A_{v} = -R_{f}/R_{in}

The amplifier gain is the ratio
of R_{f} to R_{in}

Finally, the output voltage can
be found by

V_{out} = -R_{f}/R_{in}
x V_{in}

The output voltage is out of
phase with the input voltage.

*(ii) Non-inverting amplifier*

The basic OP-AMP non-inverting
amplifier is shown in Fig. The input signal V_{in} is applied to the
non-inverting input terminal. The resistor R_{in} is connected from the
inverting input to ground. The feedback resistor R_{f} is connected between
the output and the inverting input.

Resistors R_{f} and R_{in}
form a resistive ratio network to produce the feedback voltage (V_{A})
needed at the inverting input. Feedback voltage (V_{A}) is developed
across R_{in}. Since the potential at the inverting input tends to be
the same as the non-inverting input (as pointed out with the description of
virtual ground), V_{in} = V_{A}.

Since V_{A} = V_{in},
the gain of the amplifer can be expressed as

_{Av}_{= }^{V}*ou t*

*V _{A}*

However, V_{A} is
determined by the resistance ratio of R_{in} and R_{f} ; thus,

V_{A}=[R_{in}/(R_{f}/R_{in})]
V_{out}

A_{v}=1+(R_{f}/R_{in})

Finally, the output voltage can
be found by, Vout = (1+R_{f}/R_{in})V_{in}

It is seen that the input and
output voltages are in phase

**(iii) Summing amplifier**

The summing amplifier provides an
output voltage equal to the algebraic sum of the input voltages.

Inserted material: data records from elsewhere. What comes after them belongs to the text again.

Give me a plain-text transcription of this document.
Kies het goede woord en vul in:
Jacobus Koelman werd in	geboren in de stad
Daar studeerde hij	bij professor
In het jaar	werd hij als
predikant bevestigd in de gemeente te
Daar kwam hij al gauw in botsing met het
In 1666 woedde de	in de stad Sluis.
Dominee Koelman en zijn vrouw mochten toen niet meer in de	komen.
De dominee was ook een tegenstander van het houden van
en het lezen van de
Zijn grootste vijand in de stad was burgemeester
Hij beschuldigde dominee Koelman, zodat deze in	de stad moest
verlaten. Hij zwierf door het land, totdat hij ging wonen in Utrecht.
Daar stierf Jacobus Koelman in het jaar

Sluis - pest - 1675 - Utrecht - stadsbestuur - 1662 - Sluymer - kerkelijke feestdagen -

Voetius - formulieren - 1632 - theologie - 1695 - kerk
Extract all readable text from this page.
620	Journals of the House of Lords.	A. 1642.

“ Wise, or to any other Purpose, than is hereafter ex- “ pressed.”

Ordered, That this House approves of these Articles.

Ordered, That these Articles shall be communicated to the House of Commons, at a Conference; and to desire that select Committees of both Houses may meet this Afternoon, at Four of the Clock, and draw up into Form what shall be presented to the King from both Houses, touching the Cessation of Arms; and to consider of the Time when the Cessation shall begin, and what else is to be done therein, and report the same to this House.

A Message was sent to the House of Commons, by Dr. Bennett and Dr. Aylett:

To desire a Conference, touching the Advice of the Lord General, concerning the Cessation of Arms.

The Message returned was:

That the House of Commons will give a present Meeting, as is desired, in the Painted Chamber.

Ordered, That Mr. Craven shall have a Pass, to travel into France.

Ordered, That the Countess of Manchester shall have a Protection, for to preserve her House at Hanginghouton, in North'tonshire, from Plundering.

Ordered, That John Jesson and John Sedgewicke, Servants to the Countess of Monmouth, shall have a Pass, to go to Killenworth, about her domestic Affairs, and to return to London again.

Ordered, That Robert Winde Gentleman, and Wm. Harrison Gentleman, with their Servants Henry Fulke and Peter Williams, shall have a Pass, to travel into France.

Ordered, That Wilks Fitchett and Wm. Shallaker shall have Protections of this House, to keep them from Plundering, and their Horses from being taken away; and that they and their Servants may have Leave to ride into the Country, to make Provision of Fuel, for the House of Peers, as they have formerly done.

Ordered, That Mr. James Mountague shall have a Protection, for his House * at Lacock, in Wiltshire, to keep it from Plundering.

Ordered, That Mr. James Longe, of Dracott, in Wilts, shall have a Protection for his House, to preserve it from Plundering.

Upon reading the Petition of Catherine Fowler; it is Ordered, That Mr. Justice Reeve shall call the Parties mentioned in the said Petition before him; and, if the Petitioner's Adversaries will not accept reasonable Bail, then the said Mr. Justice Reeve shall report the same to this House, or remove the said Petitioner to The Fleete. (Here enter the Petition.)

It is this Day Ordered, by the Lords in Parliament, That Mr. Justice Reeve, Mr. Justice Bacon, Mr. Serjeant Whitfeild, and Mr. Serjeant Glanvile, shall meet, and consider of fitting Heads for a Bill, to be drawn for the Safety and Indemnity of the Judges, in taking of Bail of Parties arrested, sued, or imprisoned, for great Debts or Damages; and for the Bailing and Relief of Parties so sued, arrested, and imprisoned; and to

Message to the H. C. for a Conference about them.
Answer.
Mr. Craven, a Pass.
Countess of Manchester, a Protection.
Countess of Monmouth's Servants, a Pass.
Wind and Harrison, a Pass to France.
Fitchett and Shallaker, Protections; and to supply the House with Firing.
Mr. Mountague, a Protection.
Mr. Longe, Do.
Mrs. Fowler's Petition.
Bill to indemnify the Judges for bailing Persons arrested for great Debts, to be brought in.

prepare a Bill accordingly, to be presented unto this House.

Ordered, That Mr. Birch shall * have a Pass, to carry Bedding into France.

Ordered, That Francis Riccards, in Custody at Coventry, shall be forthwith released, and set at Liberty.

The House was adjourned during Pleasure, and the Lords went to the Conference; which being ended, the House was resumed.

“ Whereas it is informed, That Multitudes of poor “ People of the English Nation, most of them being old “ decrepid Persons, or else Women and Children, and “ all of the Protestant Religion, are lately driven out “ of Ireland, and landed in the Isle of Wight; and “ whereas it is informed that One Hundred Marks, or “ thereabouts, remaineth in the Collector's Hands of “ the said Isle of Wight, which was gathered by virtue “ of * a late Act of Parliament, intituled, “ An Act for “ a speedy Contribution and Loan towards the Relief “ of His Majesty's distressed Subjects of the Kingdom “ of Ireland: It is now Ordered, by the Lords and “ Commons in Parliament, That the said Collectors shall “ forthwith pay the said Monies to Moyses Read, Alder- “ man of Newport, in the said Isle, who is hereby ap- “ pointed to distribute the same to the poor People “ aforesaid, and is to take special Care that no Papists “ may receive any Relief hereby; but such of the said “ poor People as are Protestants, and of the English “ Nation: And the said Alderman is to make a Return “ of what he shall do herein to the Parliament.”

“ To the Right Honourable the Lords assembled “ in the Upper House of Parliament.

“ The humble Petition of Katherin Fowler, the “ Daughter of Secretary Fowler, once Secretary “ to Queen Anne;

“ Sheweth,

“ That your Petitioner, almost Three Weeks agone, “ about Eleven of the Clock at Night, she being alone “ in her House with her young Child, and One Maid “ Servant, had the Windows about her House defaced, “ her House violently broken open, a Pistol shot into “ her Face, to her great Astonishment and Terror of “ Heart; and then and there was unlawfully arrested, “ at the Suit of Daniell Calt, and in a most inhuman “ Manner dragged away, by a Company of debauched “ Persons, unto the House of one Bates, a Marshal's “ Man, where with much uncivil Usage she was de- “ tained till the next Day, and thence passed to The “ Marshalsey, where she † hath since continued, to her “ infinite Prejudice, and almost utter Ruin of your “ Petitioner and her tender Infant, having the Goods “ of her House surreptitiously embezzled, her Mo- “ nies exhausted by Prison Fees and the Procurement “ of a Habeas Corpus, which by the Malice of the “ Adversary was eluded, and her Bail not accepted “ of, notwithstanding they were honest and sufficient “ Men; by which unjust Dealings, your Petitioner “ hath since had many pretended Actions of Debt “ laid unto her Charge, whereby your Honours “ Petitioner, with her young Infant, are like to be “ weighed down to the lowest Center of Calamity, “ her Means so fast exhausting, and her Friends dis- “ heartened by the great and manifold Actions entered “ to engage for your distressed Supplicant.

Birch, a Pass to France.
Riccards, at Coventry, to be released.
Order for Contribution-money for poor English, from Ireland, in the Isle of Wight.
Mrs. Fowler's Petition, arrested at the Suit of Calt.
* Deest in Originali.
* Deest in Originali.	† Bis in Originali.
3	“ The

Fig shows an inverting amplifier,
used to sum two input voltages. The input voltages v_{1} and v_{2}
are applied through the resistors R_{1} and R_{2} to the
summing junction (P) and Rf is the feedback resistor. At the point P,

i_{1} + i_{2} =i_{f}

Since the voltage at the point P
is ideally 0

(V_{1}/R_{1}) +
(V_{2}/R_{2}) =(V_{out}/R_{f})

Hence the output voltage,

V_{out}=-[(R_{f}V_{1}/R_{1})
+(R_{f}V_{2}/R_{2}) ]

If R_{1} = R_{2}
= R_{f} = R, then vout = - (v_{1}
+ v_{2})

Hence the output voltage is equal
to the sum of the input voltages and the circuit acts as a summing amplifier.
The negative sign indicates that OP-AMP is used in the inverting mode.

**(iv)Difference amplifier**

The difference amplifier is shown
in Fig. The output voltage can be obtained by using superposition principle. To
find the output voltage v_{01} due to v_{1} alone, assume that
v_{2} is shorted to ground. Then

V^{+} = R_{2}V_{1
}/ R_{1}+R_{2}

Therefore, with both inputs
present, the output is

V_{0} = V_{01} +
V_{02}

= (R_{3}+R_{4 / }R_{3})
(R_{2}/R_{1}+R_{2}) V_{1
} - (R_{4}/R_{3})V_{2}

If R_{1} = R_{2}
= R_{3} = R_{4} = R

then vo = v_{1} - v_{2}

If all the external resistors are
equal, the voltage difference amplifier functions as a voltage subtractor.